Comme je savais qu'elle était familière des séjours à l'hôpital, je ne me souciai pas vraiment de la situation et je me présentai dans la semaine, comme une fleur, à l'accueil de l'établissement. Là, on m'apprit, avec un minimum d'égards, qu'elle était décédée et déjà inhumée à Thiais.

Je crois qu'on peut parler de douche froide. J'ai ressenti un sentiment complexe de regret et de culpabilité, plus intense qu'un simple chagrin. Elle était partie si vite ! J'informai Julia qui ignorait également cette issue tragique et qui me demanda si Nathalie Henneberg m'avait remis un papier ou un quelconque document qui permettrait de sauver ses manuscrits, c'est-à-dire ceux de la période russe. Hélas, rien de semblable n'existait, pas plus qu'une quelconque disposition testamentaire. Elle m'avait certes parlé de sa mère et de sa sœur qui vivaient sur la Côte d'Azur et avec lesquelles elle était brouillée depuis longtemps, mais je n'avais pas plus d'informations. Je ne sais pas ce que sont devenues ses affaires, mais je sais que, s'il existe un autre côté, elle aura deux mots à me dire lorsque je m'y retrouverai.

Je me suis rendu sur sa tombe, une simple levée de terre surmontée d'une croix de bois avec son nom et les années entre lesquelles s'était inscrite sa vie. Puis « Piranha » sombra corps et biens, mettant un point d'orgue à cette calamiteuse année 1977. Je décidai de tourner la page, et le dos à tout ce qui m'avait jusqu'alors transporté. Je liquidai la plus grande partie de ma collection (après Jacques Sadoul, je devais posséder une des plus importantes collections de pulps en France). Pour moi la SF, c'était terminé. Manifestement, il ne faut jamais dire « jamais » !

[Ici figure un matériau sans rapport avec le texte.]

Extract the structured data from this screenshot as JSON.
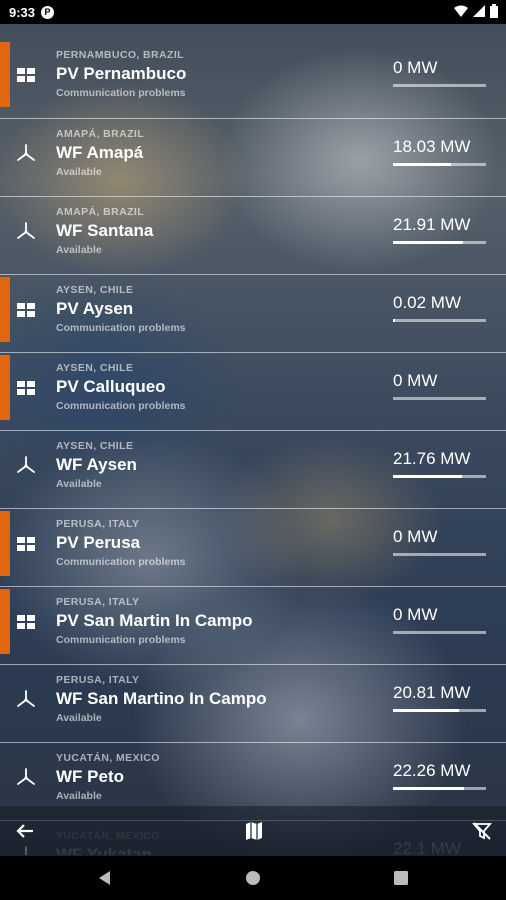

Je suis revenu quelque temps plus tard sur sa tombe avec Charles Moreau, qui ambitionnait de réaliser la biographie de Nathalie Henneberg. Charles procéda, sur ses deniers, aux formalités de prolongation de la concession. Charles est un des plus anciens fans de France, et un grand monsieur. Il a réalisé une étude sur le couple Henneberg digne d'un historien, récemment rééditée dans la revue Gandahar. Il a découvert plein de choses que j'ignorais sur elle, et en particulier sa passion pour l'astrologie. Il a également prouvé que Nathalie Henneberg trichait sur son âge, sans doute pour tromper les services officiels afin d'éviter d'être mise à la retraite sans les annuités requises. Elle dissimulait son âge véritable, annonçant 1917 comme année de naissance alors qu'en vérité, elle avait vu le jour en 1910.

Les années sont passées, emportant dans leurs replis trop de gens que j'ai côtoyé. Aujourd'hui, il ne me reste plus que des images, des souvenirs et des regrets. Je crois, et c'est sans doute présomptueux de ma part, que Nathalie et Julia virent en moi, sans doute inconsciemment, le fils qu'elles n'eurent jamais. Ce que je sais, c'est que je les ai aimées, que leur originalité, leur gentillesse me font depuis défaut. Leur amitié a donné un sens à mes années de jeunesse et, lorsque je descends leurs livres de mes rayons, je les devine à mes côtés, bienveillantes.